RFRA imposed strict scrutiny on every single law in the country, as applied to religious institutions and persons. No wonder, then, that the Court struck it down as unconstitutional (at least as it applied to the states) in Boerne v. Flores. RFRA is such a problematic statute, it should not be the benchmark for constitutional accommodation.
Thus, just as Boerne suggested that immensely broad religious exemptions must fail, Cutter suggests that religious exemptions can succeed even if they are broader than any we've seen in the past. This is new territory, which unfortunately gives legislatures little incentive to investigate how their exemptions will in fact affect the public good.
The Court Has Yet to Rule on RLUIPA's Land Use Provisions
As I noted above, the Court has yet to rule on the constitutionality of RLUIPA's land use provisions. And the issue, there, is quite different.
As Justice Ginsburg noted, prisons have complete control over worship and religious observance, putting prisoners in a potentially vulnerable position.

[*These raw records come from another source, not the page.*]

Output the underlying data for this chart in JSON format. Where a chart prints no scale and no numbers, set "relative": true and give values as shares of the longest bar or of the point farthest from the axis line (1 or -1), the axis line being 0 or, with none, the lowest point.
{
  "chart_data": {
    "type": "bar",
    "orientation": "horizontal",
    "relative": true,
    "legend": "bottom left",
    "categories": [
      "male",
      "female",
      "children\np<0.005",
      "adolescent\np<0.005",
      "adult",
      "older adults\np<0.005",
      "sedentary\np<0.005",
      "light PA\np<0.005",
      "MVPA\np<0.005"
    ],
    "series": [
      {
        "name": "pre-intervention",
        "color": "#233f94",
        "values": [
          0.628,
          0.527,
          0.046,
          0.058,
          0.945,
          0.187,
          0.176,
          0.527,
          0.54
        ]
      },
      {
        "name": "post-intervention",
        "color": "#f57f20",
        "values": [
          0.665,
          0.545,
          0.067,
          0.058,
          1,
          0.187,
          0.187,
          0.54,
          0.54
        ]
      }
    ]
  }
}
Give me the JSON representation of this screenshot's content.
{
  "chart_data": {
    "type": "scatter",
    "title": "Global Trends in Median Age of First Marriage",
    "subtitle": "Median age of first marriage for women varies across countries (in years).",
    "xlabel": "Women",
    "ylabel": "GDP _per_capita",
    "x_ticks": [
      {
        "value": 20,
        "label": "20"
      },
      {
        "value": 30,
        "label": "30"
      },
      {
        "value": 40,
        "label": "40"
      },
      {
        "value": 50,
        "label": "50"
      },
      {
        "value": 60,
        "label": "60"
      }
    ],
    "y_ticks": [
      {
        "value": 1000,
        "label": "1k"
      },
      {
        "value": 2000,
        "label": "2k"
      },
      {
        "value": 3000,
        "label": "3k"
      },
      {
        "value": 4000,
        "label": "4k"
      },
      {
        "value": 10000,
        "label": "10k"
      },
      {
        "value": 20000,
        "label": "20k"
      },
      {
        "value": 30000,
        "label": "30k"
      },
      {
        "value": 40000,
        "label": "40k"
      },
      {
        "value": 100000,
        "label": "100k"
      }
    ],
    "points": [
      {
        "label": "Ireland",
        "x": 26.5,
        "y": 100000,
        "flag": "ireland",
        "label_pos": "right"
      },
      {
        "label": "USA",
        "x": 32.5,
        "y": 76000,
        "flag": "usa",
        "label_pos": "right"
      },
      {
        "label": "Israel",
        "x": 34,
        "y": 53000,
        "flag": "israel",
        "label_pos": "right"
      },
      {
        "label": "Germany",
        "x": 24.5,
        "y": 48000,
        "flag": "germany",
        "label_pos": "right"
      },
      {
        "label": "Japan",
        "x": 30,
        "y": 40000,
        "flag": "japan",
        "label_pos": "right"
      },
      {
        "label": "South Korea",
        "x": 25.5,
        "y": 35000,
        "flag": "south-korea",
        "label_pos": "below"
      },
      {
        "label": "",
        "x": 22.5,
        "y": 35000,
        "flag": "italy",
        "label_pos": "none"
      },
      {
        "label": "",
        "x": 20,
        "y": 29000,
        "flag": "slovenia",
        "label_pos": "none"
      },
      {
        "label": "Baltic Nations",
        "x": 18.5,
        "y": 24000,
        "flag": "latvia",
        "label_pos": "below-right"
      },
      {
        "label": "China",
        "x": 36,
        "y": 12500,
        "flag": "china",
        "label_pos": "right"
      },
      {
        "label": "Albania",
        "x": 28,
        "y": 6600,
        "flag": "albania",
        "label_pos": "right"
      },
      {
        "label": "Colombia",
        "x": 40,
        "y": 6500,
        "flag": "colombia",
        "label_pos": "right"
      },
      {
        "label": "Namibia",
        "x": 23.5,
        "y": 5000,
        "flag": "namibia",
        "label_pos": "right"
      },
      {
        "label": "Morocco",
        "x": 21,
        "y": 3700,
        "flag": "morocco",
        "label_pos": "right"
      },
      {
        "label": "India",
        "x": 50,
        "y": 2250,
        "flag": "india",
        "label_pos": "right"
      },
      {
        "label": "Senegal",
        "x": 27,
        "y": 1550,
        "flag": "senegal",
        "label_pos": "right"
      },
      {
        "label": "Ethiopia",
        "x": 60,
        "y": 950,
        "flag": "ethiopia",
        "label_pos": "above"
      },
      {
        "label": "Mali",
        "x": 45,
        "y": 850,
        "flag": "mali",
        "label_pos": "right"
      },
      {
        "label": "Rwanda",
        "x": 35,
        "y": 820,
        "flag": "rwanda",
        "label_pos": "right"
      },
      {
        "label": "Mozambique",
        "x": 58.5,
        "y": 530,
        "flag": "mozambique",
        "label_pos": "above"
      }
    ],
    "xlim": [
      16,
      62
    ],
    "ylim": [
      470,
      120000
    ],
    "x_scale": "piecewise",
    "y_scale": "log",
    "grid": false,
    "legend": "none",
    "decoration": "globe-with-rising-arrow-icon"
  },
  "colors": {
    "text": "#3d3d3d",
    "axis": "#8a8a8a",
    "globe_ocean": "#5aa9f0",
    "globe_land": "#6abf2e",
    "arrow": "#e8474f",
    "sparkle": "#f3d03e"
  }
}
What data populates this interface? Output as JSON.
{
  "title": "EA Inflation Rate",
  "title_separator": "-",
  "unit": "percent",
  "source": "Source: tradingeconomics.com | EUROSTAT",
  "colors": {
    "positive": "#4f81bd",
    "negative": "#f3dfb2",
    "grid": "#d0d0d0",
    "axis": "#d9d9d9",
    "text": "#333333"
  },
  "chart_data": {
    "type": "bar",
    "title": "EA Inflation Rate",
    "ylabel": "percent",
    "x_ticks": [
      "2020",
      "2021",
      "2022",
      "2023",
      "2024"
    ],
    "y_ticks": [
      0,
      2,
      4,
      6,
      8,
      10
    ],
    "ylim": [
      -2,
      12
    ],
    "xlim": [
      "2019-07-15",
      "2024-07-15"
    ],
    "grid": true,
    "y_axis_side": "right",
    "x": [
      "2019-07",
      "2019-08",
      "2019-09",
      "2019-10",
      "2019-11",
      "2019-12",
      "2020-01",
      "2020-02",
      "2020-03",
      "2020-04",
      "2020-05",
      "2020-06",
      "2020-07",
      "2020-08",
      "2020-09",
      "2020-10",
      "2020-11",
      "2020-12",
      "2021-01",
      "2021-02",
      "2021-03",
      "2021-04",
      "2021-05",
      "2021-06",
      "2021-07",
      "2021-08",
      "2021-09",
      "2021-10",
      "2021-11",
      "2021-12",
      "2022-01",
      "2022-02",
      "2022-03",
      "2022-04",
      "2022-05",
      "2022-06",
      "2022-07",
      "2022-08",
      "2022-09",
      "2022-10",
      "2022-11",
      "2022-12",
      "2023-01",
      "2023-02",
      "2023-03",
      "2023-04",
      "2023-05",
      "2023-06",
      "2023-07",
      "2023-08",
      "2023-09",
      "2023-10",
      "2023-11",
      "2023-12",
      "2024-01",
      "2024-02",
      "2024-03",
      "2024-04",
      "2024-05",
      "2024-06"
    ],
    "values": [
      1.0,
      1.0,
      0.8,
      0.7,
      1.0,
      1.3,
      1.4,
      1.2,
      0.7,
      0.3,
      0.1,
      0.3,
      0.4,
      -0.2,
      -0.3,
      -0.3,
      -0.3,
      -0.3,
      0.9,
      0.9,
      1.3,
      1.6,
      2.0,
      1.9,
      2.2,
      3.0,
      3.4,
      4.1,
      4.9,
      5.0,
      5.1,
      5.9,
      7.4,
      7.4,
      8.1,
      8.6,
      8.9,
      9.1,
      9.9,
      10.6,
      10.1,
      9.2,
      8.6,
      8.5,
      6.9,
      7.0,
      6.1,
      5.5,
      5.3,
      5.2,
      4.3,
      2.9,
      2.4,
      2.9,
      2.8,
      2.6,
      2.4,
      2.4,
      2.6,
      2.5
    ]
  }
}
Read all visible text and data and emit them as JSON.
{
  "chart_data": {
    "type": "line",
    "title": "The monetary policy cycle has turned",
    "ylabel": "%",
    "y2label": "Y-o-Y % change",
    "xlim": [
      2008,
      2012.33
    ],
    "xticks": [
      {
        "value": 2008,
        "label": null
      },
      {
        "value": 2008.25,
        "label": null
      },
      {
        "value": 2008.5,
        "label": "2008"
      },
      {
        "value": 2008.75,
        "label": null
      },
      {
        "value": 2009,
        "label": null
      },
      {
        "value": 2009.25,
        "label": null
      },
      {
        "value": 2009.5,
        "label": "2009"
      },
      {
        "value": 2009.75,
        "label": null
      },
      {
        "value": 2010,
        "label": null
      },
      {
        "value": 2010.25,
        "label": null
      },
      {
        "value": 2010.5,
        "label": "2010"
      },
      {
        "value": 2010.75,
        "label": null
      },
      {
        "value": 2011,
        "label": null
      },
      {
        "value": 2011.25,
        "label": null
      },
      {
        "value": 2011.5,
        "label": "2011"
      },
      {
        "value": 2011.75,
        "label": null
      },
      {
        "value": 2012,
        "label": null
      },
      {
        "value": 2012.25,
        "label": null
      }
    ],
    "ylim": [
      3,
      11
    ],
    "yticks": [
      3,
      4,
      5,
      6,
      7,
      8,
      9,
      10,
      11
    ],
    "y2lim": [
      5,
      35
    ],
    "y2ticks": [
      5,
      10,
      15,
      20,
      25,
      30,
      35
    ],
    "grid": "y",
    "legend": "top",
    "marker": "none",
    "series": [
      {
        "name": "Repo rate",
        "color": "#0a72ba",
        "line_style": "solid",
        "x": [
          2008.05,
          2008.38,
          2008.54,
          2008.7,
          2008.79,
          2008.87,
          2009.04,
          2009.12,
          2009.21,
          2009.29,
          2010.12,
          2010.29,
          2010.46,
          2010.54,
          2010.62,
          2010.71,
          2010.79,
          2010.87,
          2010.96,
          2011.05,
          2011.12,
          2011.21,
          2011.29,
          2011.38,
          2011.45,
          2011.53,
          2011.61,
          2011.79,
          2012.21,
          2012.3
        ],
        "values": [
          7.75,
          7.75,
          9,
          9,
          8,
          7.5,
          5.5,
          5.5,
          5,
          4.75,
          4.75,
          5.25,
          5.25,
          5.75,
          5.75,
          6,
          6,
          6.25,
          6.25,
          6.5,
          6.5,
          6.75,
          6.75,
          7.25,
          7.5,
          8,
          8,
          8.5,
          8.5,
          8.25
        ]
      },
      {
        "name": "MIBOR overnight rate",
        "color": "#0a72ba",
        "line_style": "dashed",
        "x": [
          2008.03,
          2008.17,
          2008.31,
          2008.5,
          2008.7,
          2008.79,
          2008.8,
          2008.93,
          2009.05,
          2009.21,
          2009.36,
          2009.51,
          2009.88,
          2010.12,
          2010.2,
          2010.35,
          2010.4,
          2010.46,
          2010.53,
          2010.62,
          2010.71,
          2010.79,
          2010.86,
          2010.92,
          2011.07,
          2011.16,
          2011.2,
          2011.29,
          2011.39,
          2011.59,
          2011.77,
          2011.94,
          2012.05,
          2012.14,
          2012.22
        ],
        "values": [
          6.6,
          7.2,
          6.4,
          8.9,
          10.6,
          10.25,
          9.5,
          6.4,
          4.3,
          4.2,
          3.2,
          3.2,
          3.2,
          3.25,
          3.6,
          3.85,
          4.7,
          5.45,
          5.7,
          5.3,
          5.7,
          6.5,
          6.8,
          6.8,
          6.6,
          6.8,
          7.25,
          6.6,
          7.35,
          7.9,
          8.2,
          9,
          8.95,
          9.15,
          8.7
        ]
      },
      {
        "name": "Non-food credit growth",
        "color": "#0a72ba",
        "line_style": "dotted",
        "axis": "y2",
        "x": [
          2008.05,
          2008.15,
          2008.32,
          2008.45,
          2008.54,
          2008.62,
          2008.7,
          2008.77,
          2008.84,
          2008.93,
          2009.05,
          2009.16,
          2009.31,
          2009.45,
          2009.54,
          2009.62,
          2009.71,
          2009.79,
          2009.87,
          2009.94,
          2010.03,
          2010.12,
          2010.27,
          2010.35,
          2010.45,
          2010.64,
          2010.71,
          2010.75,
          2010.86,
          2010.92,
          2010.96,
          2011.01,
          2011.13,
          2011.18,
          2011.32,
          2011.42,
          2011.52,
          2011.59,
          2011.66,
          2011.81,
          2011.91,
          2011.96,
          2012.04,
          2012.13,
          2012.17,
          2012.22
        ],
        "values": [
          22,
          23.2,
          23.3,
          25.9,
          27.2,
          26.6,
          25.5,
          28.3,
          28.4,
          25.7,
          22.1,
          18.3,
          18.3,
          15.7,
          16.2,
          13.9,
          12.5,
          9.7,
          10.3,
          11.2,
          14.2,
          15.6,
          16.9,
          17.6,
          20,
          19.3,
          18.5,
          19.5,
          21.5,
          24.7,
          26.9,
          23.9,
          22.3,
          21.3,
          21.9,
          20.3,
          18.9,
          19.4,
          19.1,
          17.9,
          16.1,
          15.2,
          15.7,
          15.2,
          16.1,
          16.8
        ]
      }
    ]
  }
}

On this score, the opinion finds the prison provisions consistent with the Establishment Clause, because they operate in an arena where "the government exerts a degree of control unparalleled in civilian society and severely disabling to private religious exercise." RLUIPA "alleviates exceptional government-created burdens on private religious exercise." The Court's willingness, in Cutter, to allow Congress leeway to protect observance with a higher standard of scrutiny (yet still a deferential one) is thus understandable. The prison provisions go to the very core of religious exercise - worship.
But on the land use side, there is no reason to think religious institutions - often well-funded, and with a strong supporting constituency inside and outside the community -- are especially vulnerable. Moreover, what is protected by RLUIPA is not their religious observance; it is merely their ability to legally enforce their preferences regarding location and buildings.
A church's ability to preach its own doctrine is sacrosanct, but its ability to expand its parking lot in a residential neighborhood, despite contrary zoning provisions, certainly is not. And giving churches - but not, say, secular day care centers or battered women's shelters - parking lot expansion privileges, looks a lot like the establishment of religion.
For these reasons, the Court may well find the Establishment Clause arguments for striking down RLUIPA's land use provisions are far more compelling than the Establishment Clause arguments for striking down its prison counterpart.
And remember, the issue of the very basis of Congress's power to enact RLUIPA has been deferred. Justice Thomas, in a concurrence, makes it clear that there are serious reasons to doubt whether Congress has the power to enact RLUIPA. The federal government is a government of enumerated powers, and RLUIPA's proponents must explain how this law - a law governing state and local governments, for the sake of religious entities -- is a valid exercise of federal power under the Spending or Commerce Clauses, or Section 5 of the Fourteenth Amendment.
On this issue, we'll hear from the Sixth Circuit in the prison context before we hear from the Supreme Court. On the land use side, this question is an especially weighty one: Federalism concerns are at their height when a federal law interferes with what is the most inherently state and local issue: local land use.